Hassan offers very few examples of revenue measures she would support to produce a balanced budget if elected. She would reinstate a 10 cent-per-pack cut in the cigarette tax made by the Republican Legislature and beef up the auditing division to boost business tax receipts — another area the GOP cut.

Lamontagne contrasts Hassan's openness to those revenue measures with his vow not to raise any taxes and to find places in the budget to cut to offset proposed business tax cuts and spending increases. Hassan points out he has not said what he would cut to pay for millions of dollars in revenue cutting or spending proposals.

Both support a high-end casino near the Massachusetts border.

In fact, Republican and Democratic legislatures commonly used a variety of small tax and fee hikes over the years to balance budgets. That changed with the current conservative Republican Legislature, which did not raise taxes and instead made deep cuts, particularly in aid to hospitals and public colleges.

In attempting to frame Lamontagne for voters, Hassan points to his record running for the U.S. Senate in 2010 when he proudly campaigned on his conservative positions.

She also tries to tie Lamontagne to the conservative group Cornerstone and its legislative agenda, which the group says it expects pledge signers to support. Lamontagne has signed the group's Families First Pledge, which includes bills to limit abortion, allow companies to deny a service to customers if it violates business owners' religious beliefs, repeal New Hampshire's gay marriage law and create a religious exemption to contraceptive coverage in health policies.

Lamontagne signed the pledge that in general supports those principles, but he insists that though he supports conservative principles, he has not read Cornerstone's legislative agenda.

"Those issues are not central to this election. This election is about jobs and the economy," he said. "Social issues are not foremost on people's minds."

As governor, Lamontagne said he would lack the power to overturn the U.S. Supreme Court decision that makes abortion legal anyway, he said.

Hassan says his dismissal of social issues is disingenuous since conservative lawmakers already have filed bills to limit access to abortions that the next governor could find on his or her desk. Legislation to repeal gay marriage also is expected to be filed. She insists it is a mistake to try to separate social issues from a discussion on jobs and the economy.

"I don't know a woman in New Hampshire who believes that if she has to pay more for health care it is a social issue," she said. "If people who want to get married can't get married, that's an economic issue."
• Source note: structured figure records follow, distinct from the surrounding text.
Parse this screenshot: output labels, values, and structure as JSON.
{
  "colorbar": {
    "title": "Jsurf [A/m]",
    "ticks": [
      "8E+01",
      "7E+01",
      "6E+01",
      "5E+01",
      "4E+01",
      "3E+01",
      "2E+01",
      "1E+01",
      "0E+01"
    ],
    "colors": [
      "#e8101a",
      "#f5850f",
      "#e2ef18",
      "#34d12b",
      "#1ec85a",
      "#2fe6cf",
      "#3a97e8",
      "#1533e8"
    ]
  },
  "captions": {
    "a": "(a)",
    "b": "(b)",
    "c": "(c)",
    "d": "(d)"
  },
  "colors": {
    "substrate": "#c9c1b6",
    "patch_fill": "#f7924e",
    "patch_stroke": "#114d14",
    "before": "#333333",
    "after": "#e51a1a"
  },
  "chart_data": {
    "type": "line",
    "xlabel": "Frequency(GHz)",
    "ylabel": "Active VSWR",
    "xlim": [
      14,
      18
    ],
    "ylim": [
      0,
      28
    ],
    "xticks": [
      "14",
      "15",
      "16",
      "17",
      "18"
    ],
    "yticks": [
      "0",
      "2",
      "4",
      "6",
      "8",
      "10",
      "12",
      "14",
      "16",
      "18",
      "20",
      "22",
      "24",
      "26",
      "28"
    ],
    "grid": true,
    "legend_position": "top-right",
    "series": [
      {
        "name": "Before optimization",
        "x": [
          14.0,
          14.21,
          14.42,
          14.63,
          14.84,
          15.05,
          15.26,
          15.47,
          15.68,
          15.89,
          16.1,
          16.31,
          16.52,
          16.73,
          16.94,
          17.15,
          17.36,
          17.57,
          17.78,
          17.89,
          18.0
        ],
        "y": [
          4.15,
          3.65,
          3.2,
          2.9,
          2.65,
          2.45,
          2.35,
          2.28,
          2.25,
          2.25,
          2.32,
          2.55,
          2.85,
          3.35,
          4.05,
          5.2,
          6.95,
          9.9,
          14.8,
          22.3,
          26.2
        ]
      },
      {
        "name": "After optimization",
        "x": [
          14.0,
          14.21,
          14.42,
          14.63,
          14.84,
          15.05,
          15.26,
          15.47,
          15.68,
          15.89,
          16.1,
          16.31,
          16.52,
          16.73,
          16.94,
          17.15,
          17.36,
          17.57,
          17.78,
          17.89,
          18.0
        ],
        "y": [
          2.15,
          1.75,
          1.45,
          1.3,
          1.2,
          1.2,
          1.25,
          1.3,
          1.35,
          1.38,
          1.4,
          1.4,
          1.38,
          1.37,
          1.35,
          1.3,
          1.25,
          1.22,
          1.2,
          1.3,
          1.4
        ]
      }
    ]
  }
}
Andy Smith, director of the University of New Hampshire Survey Center, said Hassan's strategy is the tougher sell because — with so much attention focused on the presidential race — it is harder to get voters' attention. Lamontagne has an easier time playing to voters' anti-tax sentiment because of the state's long history of opposing income and sales taxes, he said.

"The argument Maggie is making is largely to the Democratic base, to people who would vote Democratic anyway," he said.